WASHINGTON.- Cuando faltan poco más de dos semanas para la votación en Estados Unidos , aunque las encuestas preelectorales mencionan el apoyo mayoritario hacia el demócrata Joe Biden , el particular sistema electoral norteamericano hace que aún sea impredecible saber quién será el presidente a partir del próximo 20 de enero. Ni siquiera un triunfo demócrata en los estados más poblados puede asegurarle la victoria.

En tiempos recientes ya ocurrió en dos elecciones presidenciales que el candidato más votado no llegó al sillón de la Casa Blanca. La demócrata Hillary Clinton obtuvo 65,8 millones de votos y Donald Trump , 62,9 millones. En 2000, el demócrata Al Gore también recibió más votos que su rival republicano, George W. Bush. Sin embargo, ni Hillary ni Gore se convirtieron en presidentes.

Eso es porque el presidente de Estados Unidos no es elegido directamente por voto popular sino por un colegio de electores . Cada estado tiene un número de electores igual a su número de escaños en el Congreso. El mínimo es tres, y California , el estado más poblado, tiene 55.

Además, 48 estados y el Distrito de Columbia siguen un sistema en el que el ganador se lo lleva todo. Todos los electores son del partido más votado, aunque haya un solo voto de diferencia. (Sólo Maine y Nebraska usan un método diferente).

Hay un total de 538 votos en el colegio electoral y para ganar la elección se necesitan al menos 270 votos.

Todo este sistema hace que no se vea reflejada en la elección del presidente la voluntad mayoritaria especialmente de los estados más poblados: California, con 40 millones de habitantes; Texas, con 29 millones; Florida , con 21 millones, y Nueva York , con 19 millones.

En 2016 en California, tradicional bastión demócrata, Hillary ganó por el 61,5%; Trump obtuvo el 31,5%.

Ese mismo año la elección estuvo bastante reñida en un bastión republicano como Texas; Trump logró el 52,2% y Hillary, 43,2%. Pero los 38 electores del estado fueron para el magnate.

Más ajustada aún fue la elección en Florida, donde hubo poco más de un punto porcentual de diferencia: 47,8% para la demócrata y 49% para el republicano.

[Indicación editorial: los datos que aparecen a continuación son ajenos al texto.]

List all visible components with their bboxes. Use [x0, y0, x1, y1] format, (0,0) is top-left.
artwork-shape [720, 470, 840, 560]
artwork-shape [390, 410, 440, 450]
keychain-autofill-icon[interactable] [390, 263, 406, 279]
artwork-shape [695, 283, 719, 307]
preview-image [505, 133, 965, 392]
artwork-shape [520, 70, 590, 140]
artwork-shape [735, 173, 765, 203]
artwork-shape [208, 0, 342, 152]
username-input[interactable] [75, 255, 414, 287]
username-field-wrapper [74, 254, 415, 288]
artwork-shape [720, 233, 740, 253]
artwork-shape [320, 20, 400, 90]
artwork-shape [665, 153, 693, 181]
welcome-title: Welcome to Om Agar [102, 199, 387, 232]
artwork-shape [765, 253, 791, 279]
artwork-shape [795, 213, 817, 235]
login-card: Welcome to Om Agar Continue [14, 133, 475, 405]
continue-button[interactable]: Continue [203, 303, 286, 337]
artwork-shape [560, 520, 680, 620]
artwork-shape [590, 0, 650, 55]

Pero, de nuevo, los 29 electores fueron para Trump.

Finalmente, en Nueva York, un bastión demócrata, Hillary obtuvo el 59% y Trump, 36,5, y los 29 electores fueron para el Partido Demócrata.

Según las encuestas, para las próximas elecciones del 3 de noviembre, dos de los cuatro estados más poblados tienen un resultado prácticamente asegurado: la victoria de Joe Biden en California (tiene 60% de intención de voto según las encuestas; Trump, 31%), y en Nueva York (57%-32%).

Pero el resultado sería más ajustado en Texas, donde desde 1976 no se impone un demócrata (50% Trump; 45% Biden), y en Florida (51% Biden; 40% Trump).

Más allá de los estados más poblados y el riesgo de que nuevamente el candidato más votado no sea el ganador, hay otros 5 estados llamados estados pendulares, en los que ninguno de los dos partidos tiene el triunfo asegurado. Tres son campos de batalla de los Grandes Lagos donde Trump ganó hace cuatro años por menos de un punto porcentual: Pensilvania (20 electores), Michigan (16) y Wisconsin (10).

Y dos son campos de batalla del sur -además de Florida-, el llamado Sunbelt, donde los márgenes de Trump en 2016 fueron un poco más grandes: Carolina del Norte (15) y Arizona (11).

El tamaño de estos estados y lo reñida que se muestran allí las encuestas preelectorales, los han convertido en los estados con más probabilidades de decidir la presidencia.